Bankers rebuff White House claim that stablecoin yield doesn't threaten deposits
A new study from the American Bankers Association says the White House economists went after the wrong premise in their recent look at the issue.
By Jesse Hamilton|Edited by Nikhilesh De Apr 13, 2026, 3:35 p.m. Make preferred on
What to know:
- Banks have answered back after a recent White House report assailed their position that stablecoin yield could threaten their business model, and U.S. lending by extension.
- The American Bankers Association issued a counter argument against the report from White House economists, saying the economists dug into the wrong scenario.
- The dispute over yield remains the chief of several sticking points not yet resolved in the Clarity Act negotiations.
The crypto industry's chief effort in U.S. policy — the Digital Asset Market Clarity Act — has remained held up on a point about stablecoin yield that has little to do with the bill's central aim to regulate U.S. crypto markets. It's still a sticking point as bankers fired the latest volley to claim the industry's reward programs are a danger to bank deposits.
In response to a recent White House economists report that the banks have little to fear from the rise of stablecoins, the American Bankers Association contends that the Council of Economic Advisers was analyzing the wrong scenario. Instead of looking at what would happen if Congress were to institute a ban on stablecoin yield now, it should have looked at what would happen if such returns from stablecoins were allowed.
"The CEA paper minimizes the core risk by starting from the wrong question," according to ABA economists. "There is already ample evidence and analysis showing that a prohibition on yield for payment stablecoins is a prudent safeguard. Such a policy will allow stablecoins to mature as a payments innovation rather than as an economically risky substitute for insured bank deposits."
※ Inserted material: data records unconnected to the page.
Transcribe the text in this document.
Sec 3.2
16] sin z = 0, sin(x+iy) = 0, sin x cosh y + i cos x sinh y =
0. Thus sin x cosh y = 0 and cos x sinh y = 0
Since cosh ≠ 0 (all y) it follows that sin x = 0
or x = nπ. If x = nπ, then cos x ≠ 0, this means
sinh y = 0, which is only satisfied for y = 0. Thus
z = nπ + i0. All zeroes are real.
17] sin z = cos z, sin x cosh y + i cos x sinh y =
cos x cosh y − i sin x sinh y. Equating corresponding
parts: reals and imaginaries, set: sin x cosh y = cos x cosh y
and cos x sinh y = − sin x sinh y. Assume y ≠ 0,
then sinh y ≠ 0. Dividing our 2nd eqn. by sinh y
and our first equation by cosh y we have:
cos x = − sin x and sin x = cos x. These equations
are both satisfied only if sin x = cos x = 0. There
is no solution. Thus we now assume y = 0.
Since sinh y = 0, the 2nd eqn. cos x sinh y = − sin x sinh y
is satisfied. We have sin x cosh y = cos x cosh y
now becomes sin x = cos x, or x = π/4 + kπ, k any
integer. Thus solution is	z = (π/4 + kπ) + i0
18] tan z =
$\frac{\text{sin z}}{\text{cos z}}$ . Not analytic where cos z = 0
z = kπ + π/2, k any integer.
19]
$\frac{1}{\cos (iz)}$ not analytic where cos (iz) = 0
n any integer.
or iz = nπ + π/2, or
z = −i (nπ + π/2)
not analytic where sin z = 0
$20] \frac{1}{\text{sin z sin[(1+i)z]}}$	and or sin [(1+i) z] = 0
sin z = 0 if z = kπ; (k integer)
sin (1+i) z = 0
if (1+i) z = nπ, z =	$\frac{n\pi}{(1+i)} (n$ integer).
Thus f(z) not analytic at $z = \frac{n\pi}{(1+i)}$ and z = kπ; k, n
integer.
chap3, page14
This conflict over a topic already partially dealt with in last year's Guiding and Establishing National Innovation for U.S. Stablecoins (GENIUS) Act effectively derailed the Senate legislation for months. Though the Clarity Act's lawmaker advocates have predicted it could get its necessary hearing in the Senate Banking Committee before the end of this month, that session hasn't yet been scheduled.
Senators from both parties had been moved by the bankers' arguments that their depositors (who fund their lending) would leave them in droves to chase stablecoin yield that outpaces what the banks offer in interest. So the lawmakers hashed out a compromise that would ban yield on stablecoin holdings that look like deposit accounts and only allow rewards programs for activity, akin to credit-card rewards. But the banks haven't come out cheering it.
Senator Cynthia Lummis, the Wyoming Republican who chairs the Banking Committee's digital assets subcommittee, posted Monday on social media site X, "America needs Clarity." She's kept a steady stream of posts going on the topic, saying over the weekend that it's "now or never" for the bill.
The longer this debate stretches out, the more difficult it'll be to get Clarity through the Senate process that can lead to a floor vote. While crypto insiders have been relatively vocal about the clash, bank representatives have been more reserved.
The bankers' latest arguments suggest that the absence of intervention on stablecoin yield now would let stablecoin markets scale rapidly from $300 million to as much as $2 trillion.
"In a larger market, yield is not a minor product feature; it is the mechanism that would accelerate migration out of bank deposits," they contend.
And though leading stablecoin issuers would deposit reserves in banks, they're likely to go to larger institutions and not community banks, according to the ABA's thinking.